Aber die Internationale Organisation für Rebe und Wein (OIV) war auch bereits an eine Frau an der Führungsspitze gewöhnt. Von 2012 bis 2015 war Claudia Quini aus Argentinien Präsidentin, sie folgte damals dem Franzosen Yves Bénard. Gegründet wurde die Organisation noch unter etwas anderem Namen 1924 von Frankreich, Italien, Spanien, Tunesien, Ungarn, Luxemburg und Griechenland, um positive Auswirkungen des Weinkonsums zu verbreiten sowie um auf Qualitätsmaßstäbe in der Produktion zu achten und die Forschung zu koordinieren. Heute hat die zwischenstaatliche internationale Organisation mit 45 Mitgliederländern (nicht alle waren beim Kongress in Mainz dabei) die anerkannte wissenschaftliche Zuständigkeit in den Bereichen Rebe, Wein, weinhaltige Getränke, Tafeltrauben, Rosinen und anderen Reberzeugnissen. Hinter der OIV stehen rund 80 Prozent der Weltweinproduktion. Von den großen Weinnationen fehlen China und die USA.

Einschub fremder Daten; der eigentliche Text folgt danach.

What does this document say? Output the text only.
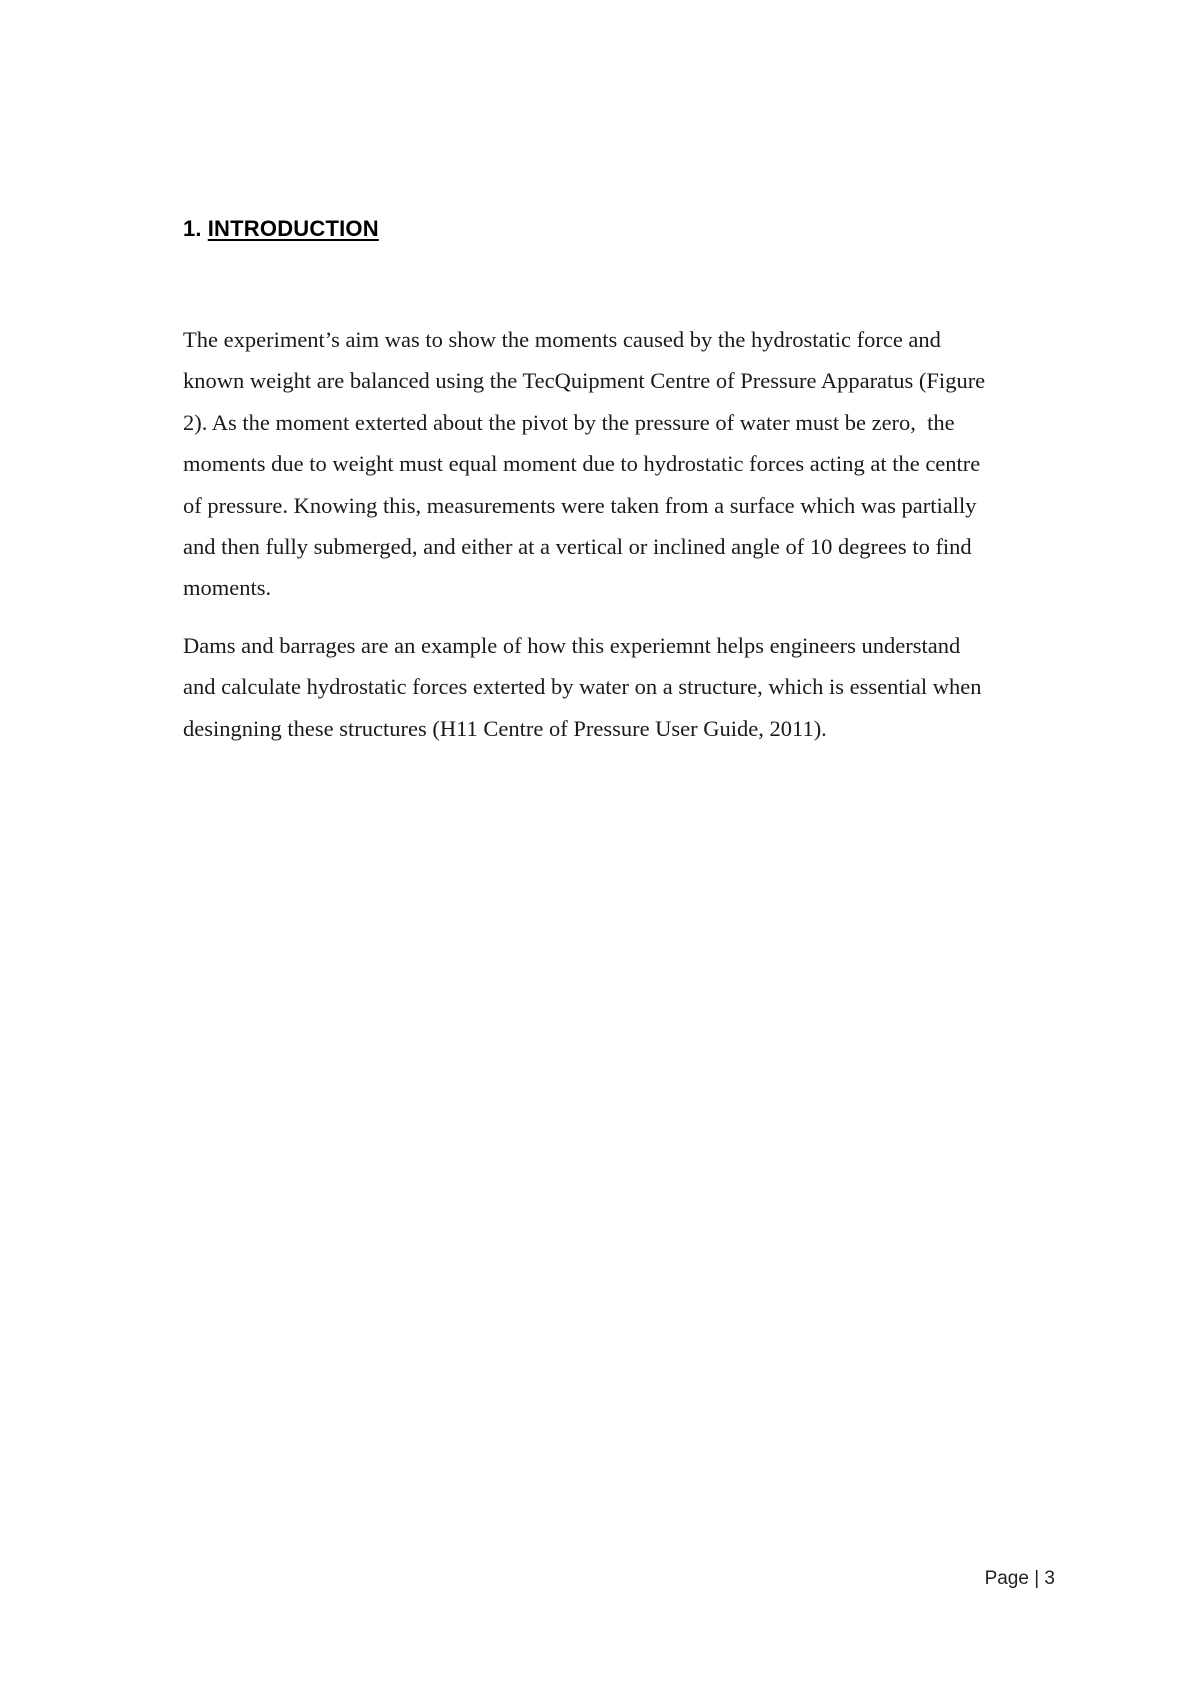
1. INTRODUCTION
The experiment’s aim was to show the moments caused by the hydrostatic force and
known weight are balanced using the TecQuipment Centre of Pressure Apparatus (Figure
2). As the moment exterted about the pivot by the pressure of water must be zero,  the
moments due to weight must equal moment due to hydrostatic forces acting at the centre
of pressure. Knowing this, measurements were taken from a surface which was partially
and then fully submerged, and either at a vertical or inclined angle of 10 degrees to find
moments.
Dams and barrages are an example of how this experiemnt helps engineers understand
and calculate hydrostatic forces exterted by water on a structure, which is essential when
desingning these structures (H11 Centre of Pressure User Guide, 2011).
Page | 3
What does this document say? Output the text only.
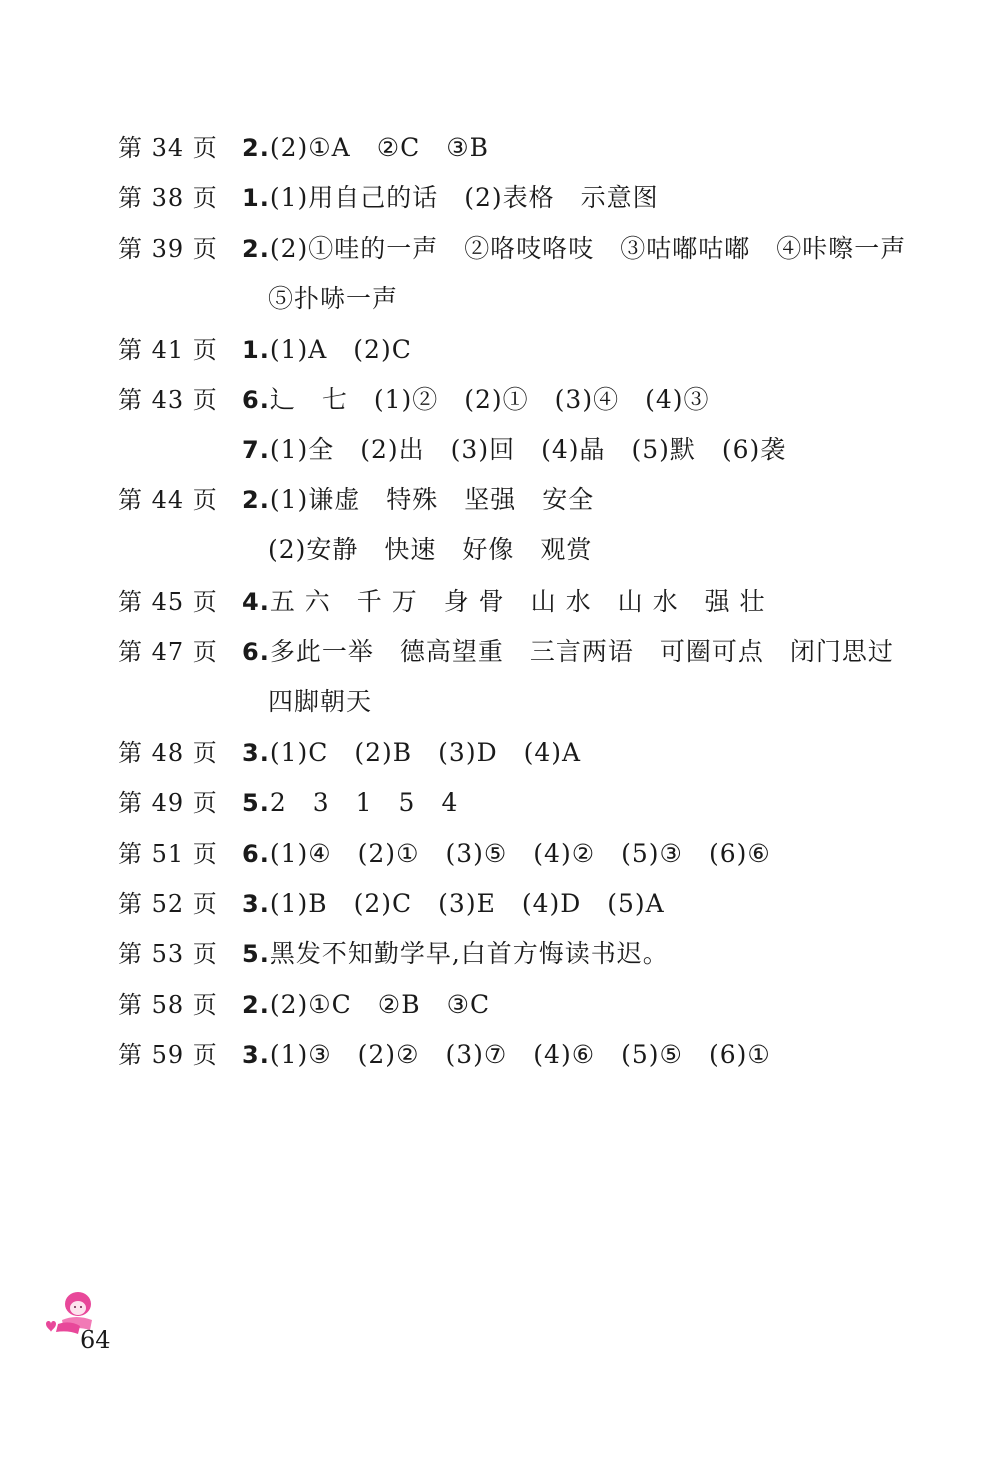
第 34 页	2.(2)①A　②C　③B
第 38 页	1.(1)用自己的话　(2)表格　示意图
第 39 页	2.(2)①哇的一声　②咯吱咯吱　③咕嘟咕嘟　④咔嚓一声
⑤扑哧一声
第 41 页	1.(1)A　(2)C
第 43 页	6.辶　七　(1)②　(2)①　(3)④　(4)③
7.(1)全　(2)出　(3)回　(4)晶　(5)默　(6)袭
第 44 页	2.(1)谦虚　特殊　坚强　安全
(2)安静　快速　好像　观赏
第 45 页	4.五 六　千 万　身 骨　山 水　山 水　强 壮
第 47 页	6.多此一举　德高望重　三言两语　可圈可点　闭门思过
四脚朝天
第 48 页	3.(1)C　(2)B　(3)D　(4)A
第 49 页	5.2　3　1　5　4
第 51 页	6.(1)④　(2)①　(3)⑤　(4)②　(5)③　(6)⑥
第 52 页	3.(1)B　(2)C　(3)E　(4)D　(5)A
第 53 页	5.黑发不知勤学早,白首方悔读书迟。
第 58 页	2.(2)①C　②B　③C
第 59 页	3.(1)③　(2)②　(3)⑦　(4)⑥　(5)⑤　(6)①
64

Christmann war bereits seit 2013 Vizepräsidentin des wissenschaftlich-technisches Ausschusses der OIV; das war das dritthöchste Amt im Präsidium. Zuvor war sie als Vorsitzende der Önologie-Kommission schon seit 2009 Präsidiumsmitglied. Nach der Wahl prasselten jede Menge Komplimente auf sie ein. So meinte der Geisenheimer Hochschul-Präsident Professor Dr. Hans Reiner Schultz: „Das ist eine große Anerkennung und ein Vertrauensbeweis für Monika Christmann.“

Sie selbst war nach dem Kongress schon wieder mittendrin im Alltag. „Ich konnte mich nur langsam entspannen. Denn wir haben Prüfungen anstehen.“ Und sie blickte zurück auf Tagungsthemen. „Technisch tun sich neue Dinge auf. Es gibt in verschiedenen Bereichen Modelle auf mathematischer Basis, die uns voranbringen können.“ Ein wichtiger Trend sei der zu weniger Alkohol im Wein. Hier gebe es mittlerweile Möglichkeiten zur Zucker- und Alkoholreduzierung. Was zunehmen wird, sei die Einflussnahme bei der Weinverarbeitung im Keller durch Lohnunternehmer, die mit Separator und Zentrifugen durch die Lande ziehen und dem Winzer, wie heute schon bei einer Lohnabfüllung, zu Diensten sind.

Kein Thema auf dem Kongress waren die Orange-Weine, als die sog. „Naturweine“, ausgebaut oft in Amphoren, mit langer Maischestandzeit bei Weißweinen, ungeschwefelt und damit so oxidiert, dass sie sich nicht mehr verändern oder entwickeln. „Meine Geschmackpapillen habe ich in diese Richtung noch nicht geöffnet“, meint Frau Professor. „Das ist zwar derzeit ein gewisser Hype. Aber man sollte keine Religion daraus machen. Einige lieben das. Aber ich denke, die meisten Konsumenten wollen klare, rückstandsfreie Weine.“ Ihren Studentinnen und Studenten will sie auch weiterhin im beruflichen Alltag beibringen, solche Gewächse zu erzeugen.